Again he listened with such concentrated attention that even his pain did not distract him.

"To live? How?" asked his inner voice.

"Why, to live as I used to--well and pleasantly."

"As you lived before, well and pleasantly?" the voice repeated.

And in his imagination he began to recall the best moments of his pleasant life. But strange to say none of those best moments of his pleasant life now seemed at all what they had seemed then--none of them except his first recollections of childhood. There, in childhood, there had been something really pleasant with which it would be possible to live, if it could return. But the child who had experienced that happiness no longer existed, it was like a recollection of somebody else.

As soon as the period began which had produced the present Ivan Ilyich, all that had then seemed joys now melted away before his sight and turned into something trivial and often nasty.

The further he departed from childhood and the nearer he came to the present the more worthless and doubtful were the joys. This began with the School of Law. A little that was really good was still to be found there--there was light-heartedness, friendship, and hope. But in the upper classes there had already been fewer good moments. Then during the first years of his official career, when he was in the service of the governor, some pleasant moments occurred again: they were the memories of his love for a woman. Then all became confused and there was still less of what was good; later on again there was even less that was good, and the further he went the less there was. His marriage, a mere accident, then the disenchantment that followed it, his wife's bad breath and her sensuality and hypocrisy: then that deadly official life and those preoccupations about money, a year of it, two, ten, twenty, and always the same thing. The longer it lasted the more deadly it became. "It is as if I had been going downhill while I imagined I was going up. And that's really what it was. I was going up in public opinion, but to the same extent life was ebbing away from me. And now it's all over and there's only death.

"Then what does it mean? Why? It can't be that life is so senseless and horrible. But if it really has been so horrible and senseless, why must I die and die in agony? There's something wrong!

"Maybe I didn't live as I ought to have done," it suddenly occurred to him. "But how could that be, when I did everything properly?" he replied, and immediately dismissed from his mind this, the sole solution of all the riddles of life and death, as something quite impossible.

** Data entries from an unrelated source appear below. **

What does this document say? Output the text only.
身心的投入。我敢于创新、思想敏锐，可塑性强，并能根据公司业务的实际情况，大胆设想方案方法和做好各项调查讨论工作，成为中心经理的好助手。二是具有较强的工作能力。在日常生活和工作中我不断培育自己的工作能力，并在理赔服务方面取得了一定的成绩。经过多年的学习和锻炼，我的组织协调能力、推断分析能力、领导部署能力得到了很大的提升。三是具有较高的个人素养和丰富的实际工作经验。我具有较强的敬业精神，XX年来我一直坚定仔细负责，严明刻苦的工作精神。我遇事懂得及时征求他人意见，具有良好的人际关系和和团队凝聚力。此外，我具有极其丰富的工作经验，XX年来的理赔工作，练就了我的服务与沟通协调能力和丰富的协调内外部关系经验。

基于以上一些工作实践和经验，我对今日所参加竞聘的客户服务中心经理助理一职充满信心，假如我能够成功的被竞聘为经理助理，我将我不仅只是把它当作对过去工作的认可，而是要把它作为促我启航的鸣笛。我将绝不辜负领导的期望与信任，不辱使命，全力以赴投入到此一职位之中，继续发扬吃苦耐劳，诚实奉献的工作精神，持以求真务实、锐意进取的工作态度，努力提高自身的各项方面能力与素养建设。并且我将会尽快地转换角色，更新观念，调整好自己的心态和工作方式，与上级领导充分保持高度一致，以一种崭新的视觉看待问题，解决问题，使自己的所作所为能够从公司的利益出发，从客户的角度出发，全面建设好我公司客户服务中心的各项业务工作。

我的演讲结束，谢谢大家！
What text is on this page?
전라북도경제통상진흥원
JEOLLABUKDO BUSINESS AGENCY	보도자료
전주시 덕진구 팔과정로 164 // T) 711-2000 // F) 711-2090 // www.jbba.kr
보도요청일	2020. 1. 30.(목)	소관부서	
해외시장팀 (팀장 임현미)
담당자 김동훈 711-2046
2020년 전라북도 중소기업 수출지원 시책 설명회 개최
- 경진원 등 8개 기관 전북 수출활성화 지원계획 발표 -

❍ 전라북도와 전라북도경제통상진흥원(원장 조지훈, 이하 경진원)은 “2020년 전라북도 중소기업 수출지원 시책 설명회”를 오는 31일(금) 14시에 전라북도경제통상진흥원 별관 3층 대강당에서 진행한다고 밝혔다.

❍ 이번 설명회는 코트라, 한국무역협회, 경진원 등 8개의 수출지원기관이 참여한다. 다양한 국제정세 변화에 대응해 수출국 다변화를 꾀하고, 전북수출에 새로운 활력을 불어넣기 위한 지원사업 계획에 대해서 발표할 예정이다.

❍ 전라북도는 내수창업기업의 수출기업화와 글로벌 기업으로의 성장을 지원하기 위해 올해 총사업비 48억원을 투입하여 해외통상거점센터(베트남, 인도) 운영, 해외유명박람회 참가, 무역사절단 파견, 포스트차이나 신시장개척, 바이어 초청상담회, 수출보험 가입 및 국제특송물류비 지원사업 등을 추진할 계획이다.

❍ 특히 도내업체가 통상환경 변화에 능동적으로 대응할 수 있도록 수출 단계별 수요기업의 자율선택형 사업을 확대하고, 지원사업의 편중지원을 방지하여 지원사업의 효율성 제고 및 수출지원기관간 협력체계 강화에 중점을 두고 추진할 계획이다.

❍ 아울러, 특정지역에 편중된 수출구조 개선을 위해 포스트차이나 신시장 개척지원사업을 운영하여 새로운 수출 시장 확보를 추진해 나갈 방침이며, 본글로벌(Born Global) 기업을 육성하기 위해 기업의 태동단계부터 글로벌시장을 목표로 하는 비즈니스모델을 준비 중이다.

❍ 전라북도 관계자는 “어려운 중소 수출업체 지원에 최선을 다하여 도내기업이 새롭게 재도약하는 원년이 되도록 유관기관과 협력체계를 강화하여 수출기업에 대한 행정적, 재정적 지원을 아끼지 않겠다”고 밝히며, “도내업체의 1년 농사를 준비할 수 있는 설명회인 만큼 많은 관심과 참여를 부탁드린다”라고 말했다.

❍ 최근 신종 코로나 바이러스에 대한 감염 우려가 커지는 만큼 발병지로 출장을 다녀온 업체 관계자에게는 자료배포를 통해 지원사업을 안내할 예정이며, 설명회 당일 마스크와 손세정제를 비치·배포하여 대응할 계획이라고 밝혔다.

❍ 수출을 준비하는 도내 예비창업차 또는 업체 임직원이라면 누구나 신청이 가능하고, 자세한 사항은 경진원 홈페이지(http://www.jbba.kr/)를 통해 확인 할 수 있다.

"Then what do you want now? To live? Live how? Live as you lived in the law courts when the usher proclaimed 'The judge is coming!' The judge is coming, the judge!" he repeated to himself. "Here he is, the judge. But I'm not guilty!" he exclaimed angrily. "What is it for?" And he ceased crying, but turning his face to the wall continued to ponder on the same question: Why, and for what purpose, is there all this horror? But however much he pondered, he found no answer. And whenever the thought occurred to him, as it often did, that it all resulted from his not having lived as he ought to have done, he recalled at once the correctness of his whole life and dismissed so strange an idea.